The study presented in this article and the comparisons to Katz and Wright (2006) and Daniel et al. (2015) stress the importance of prior learning experience on the formation of abstract concepts. Prior to participating in NMTS, the pigeons of Daniel et al. (2015) had demonstrated full S/D concept learning (see Schmidtke et al., 2010). In this S/D task, these pigeons were required to respond whether two items in a configuration were the same or different. Accordingly, the sample in an S/D configuration cannot by itself determine whether a same or a different response will be correct; therefore, item-specific strategies like the OPE would be ineffective. These nonnaïve, experienced pigeons learning and performing in NMTS demonstrated a set-size function similar to the pigeons trained in MTS (Bodily et al., 2008) apparently because there was no OPE (see also Zentall et al., 1981, for an experienced-diminished OPE).
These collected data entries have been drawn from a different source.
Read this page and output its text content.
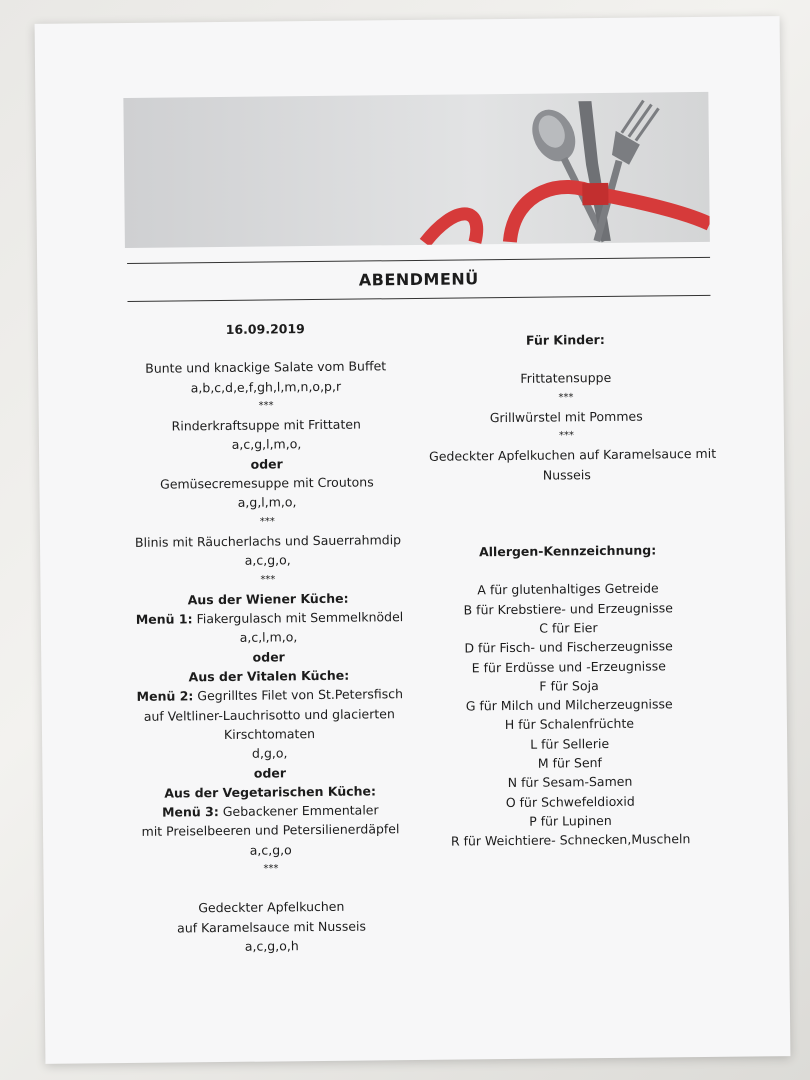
ABENDMENÜ

16.09.2019

Bunte und knackige Salate vom Buffet

a,b,c,d,e,f,gh,l,m,n,o,p,r

***

Rinderkraftsuppe mit Frittaten

a,c,g,l,m,o,

oder

Gemüsecremesuppe mit Croutons

a,g,l,m,o,

***

Blinis mit Räucherlachs und Sauerrahmdip

a,c,g,o,

***

Aus der Wiener Küche:

Menü 1: Fiakergulasch mit Semmelknödel

a,c,l,m,o,

oder

Aus der Vitalen Küche:

Menü 2: Gegrilltes Filet von St.Petersfisch

auf Veltliner-Lauchrisotto und glacierten

Kirschtomaten

d,g,o,

oder

Aus der Vegetarischen Küche:

Menü 3: Gebackener Emmentaler

mit Preiselbeeren und Petersilienerdäpfel

a,c,g,o

***

Gedeckter Apfelkuchen

auf Karamelsauce mit Nusseis

a,c,g,o,h

Für Kinder:

Frittatensuppe

***

Grillwürstel mit Pommes

***

Gedeckter Apfelkuchen auf Karamelsauce mit

Nusseis

Allergen-Kennzeichnung:

A für glutenhaltiges Getreide

B für Krebstiere- und Erzeugnisse

C für Eier

D für Fisch- und Fischerzeugnisse

E für Erdüsse und -Erzeugnisse

F für Soja

G für Milch und Milcherzeugnisse

H für Schalenfrüchte

L für Sellerie

M für Senf

N für Sesam-Samen

O für Schwefeldioxid

P für Lupinen

R für Weichtiere- Schnecken,Muscheln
The naïve pigeons of the present study, however, show all the hallmarks of the OPE, including the above-chance performance at the initial set size, and moreover show the evolving interplay between the OPE and relational concept learning not shown in any prior studies.

Conclusions

Across a variety of species, the relationship between increasing set size and concept learning is consistent: with initial small stimulus sets, transfer is close to chance performance, then as the number of training exemplars is gradually increased, transfer to novel stimuli also gradually increases. By contrast, experimentally naïve pigeons in NMTS transfer above chance, steadily increase their transfer until the 24-item set, subsequently decrease transfer at the 48-item set, and then finally gradually increase their transfer again until full concept learning is obtained. These data and accompanying comparisons show the importance of parametric manipulation of set size. If the pigeons of the study presented here had never been tested with set sizes greater than 24 items, we might have mistakenly assumed that full concept learning was obtained with the 24-item set. These functions and comparisons highlight the contribution of the OPE, as pigeons’ initial nonmatching behavior was controlled by item-specific rules (i.e., select the stimulus that was not just extinguished). However, like all other set-size functions, as the set size increased, these naïve pigeons developed abstract relational rules to solve the discrimination task (i.e., select the nonmatching stimulus). By systematically testing the pigeon’s set-size function for NMTS, these studies show not only whether pigeons could learn the concept of difference, but how they learned the concept.